Imagine there are 80 dodgeball players in the world. Each of them has played thousands of dodgeball games with the other 79 players in more-or-less random order. This is a world without teams (e.g., every player has a chance of being drafted in either team each game). I know the previous win rate of each player (e.g., one has won 46% of all previous games, another has won 56% of all his previous games). Lets say there is a match coming up and I know who is playing on each team. I also know their previous win rate.
What is the best way to calculate the probability of each team winning based on the composition of the team?
If it requires relatively advanced calculation (e.g., logistic regression) let me know some of the specifics. I am pretty familiar with SPSS, but I rather not need to ask a follow-up question.

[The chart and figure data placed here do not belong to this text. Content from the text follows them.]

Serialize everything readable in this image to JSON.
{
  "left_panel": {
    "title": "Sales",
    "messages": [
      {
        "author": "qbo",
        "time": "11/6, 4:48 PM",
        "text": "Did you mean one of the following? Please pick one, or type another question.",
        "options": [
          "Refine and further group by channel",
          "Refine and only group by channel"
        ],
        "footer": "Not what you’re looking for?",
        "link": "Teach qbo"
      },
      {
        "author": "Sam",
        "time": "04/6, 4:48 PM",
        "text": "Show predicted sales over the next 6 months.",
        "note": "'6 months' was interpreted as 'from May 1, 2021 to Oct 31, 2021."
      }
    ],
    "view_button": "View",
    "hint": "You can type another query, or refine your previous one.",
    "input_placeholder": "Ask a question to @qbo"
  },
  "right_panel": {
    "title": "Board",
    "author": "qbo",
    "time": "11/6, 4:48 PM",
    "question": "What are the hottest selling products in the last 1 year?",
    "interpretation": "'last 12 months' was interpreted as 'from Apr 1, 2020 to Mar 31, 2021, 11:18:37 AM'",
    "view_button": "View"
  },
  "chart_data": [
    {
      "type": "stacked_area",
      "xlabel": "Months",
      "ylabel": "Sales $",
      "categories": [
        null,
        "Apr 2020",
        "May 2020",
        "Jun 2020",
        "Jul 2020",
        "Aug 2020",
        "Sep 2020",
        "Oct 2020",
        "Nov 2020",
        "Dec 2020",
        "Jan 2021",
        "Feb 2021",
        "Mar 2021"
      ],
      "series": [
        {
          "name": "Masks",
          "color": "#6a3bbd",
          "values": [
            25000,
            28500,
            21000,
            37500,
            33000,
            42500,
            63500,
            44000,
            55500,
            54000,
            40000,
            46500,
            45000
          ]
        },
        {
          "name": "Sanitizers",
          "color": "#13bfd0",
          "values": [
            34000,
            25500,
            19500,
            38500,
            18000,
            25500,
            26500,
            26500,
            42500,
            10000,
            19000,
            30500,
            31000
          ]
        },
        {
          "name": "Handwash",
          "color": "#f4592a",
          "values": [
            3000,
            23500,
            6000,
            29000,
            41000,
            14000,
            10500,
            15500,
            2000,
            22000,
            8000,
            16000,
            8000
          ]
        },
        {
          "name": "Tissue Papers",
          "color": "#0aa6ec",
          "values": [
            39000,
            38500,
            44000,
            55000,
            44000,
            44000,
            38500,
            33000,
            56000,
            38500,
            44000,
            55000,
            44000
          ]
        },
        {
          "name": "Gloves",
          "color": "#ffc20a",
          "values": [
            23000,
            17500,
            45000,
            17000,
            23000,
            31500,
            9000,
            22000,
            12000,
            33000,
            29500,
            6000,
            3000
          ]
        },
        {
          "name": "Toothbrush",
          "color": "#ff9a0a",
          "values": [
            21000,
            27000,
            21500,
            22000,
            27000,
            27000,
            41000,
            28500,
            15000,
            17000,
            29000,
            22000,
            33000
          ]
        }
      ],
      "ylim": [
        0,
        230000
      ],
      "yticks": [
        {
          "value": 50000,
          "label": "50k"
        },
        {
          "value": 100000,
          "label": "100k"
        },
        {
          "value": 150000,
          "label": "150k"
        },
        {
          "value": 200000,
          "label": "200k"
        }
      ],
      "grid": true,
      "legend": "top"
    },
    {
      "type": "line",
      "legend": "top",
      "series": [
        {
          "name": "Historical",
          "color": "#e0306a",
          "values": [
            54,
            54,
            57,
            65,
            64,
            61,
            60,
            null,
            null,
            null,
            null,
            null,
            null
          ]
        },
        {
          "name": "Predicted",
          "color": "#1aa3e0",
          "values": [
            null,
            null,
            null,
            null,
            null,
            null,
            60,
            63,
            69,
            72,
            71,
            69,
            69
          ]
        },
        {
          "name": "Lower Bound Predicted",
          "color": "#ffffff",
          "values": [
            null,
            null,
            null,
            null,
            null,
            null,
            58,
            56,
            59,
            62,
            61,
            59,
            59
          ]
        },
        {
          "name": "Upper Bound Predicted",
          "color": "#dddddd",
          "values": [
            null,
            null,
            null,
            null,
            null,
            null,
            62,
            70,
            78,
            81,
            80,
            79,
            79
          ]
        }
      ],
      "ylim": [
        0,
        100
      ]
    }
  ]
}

Moreover, how would I explore the accuracy of my method using archival data? I know it won't be clear cut since most players hover around 40-60%, but still.
To be specific, what are the odds that team A is going to win?
A - comprised of individuals with previous win rate of 52%, 54%, 56%, 58%, 60% B - comprised of individuals with previous win rate of 48%, 55%, 56%, 58%, 60%
(this is just a random example for illustrative purposes. Two pretty good teams.)
Edit: Is there a way to start with a very simple algorithm and then see how it works? Maybe we could simply sum the percentages of each team and predict that the one with the highest percentage is going to win. Of course our classification would not be accurate, but over thousands of archived games we could see if we can predict better than chance.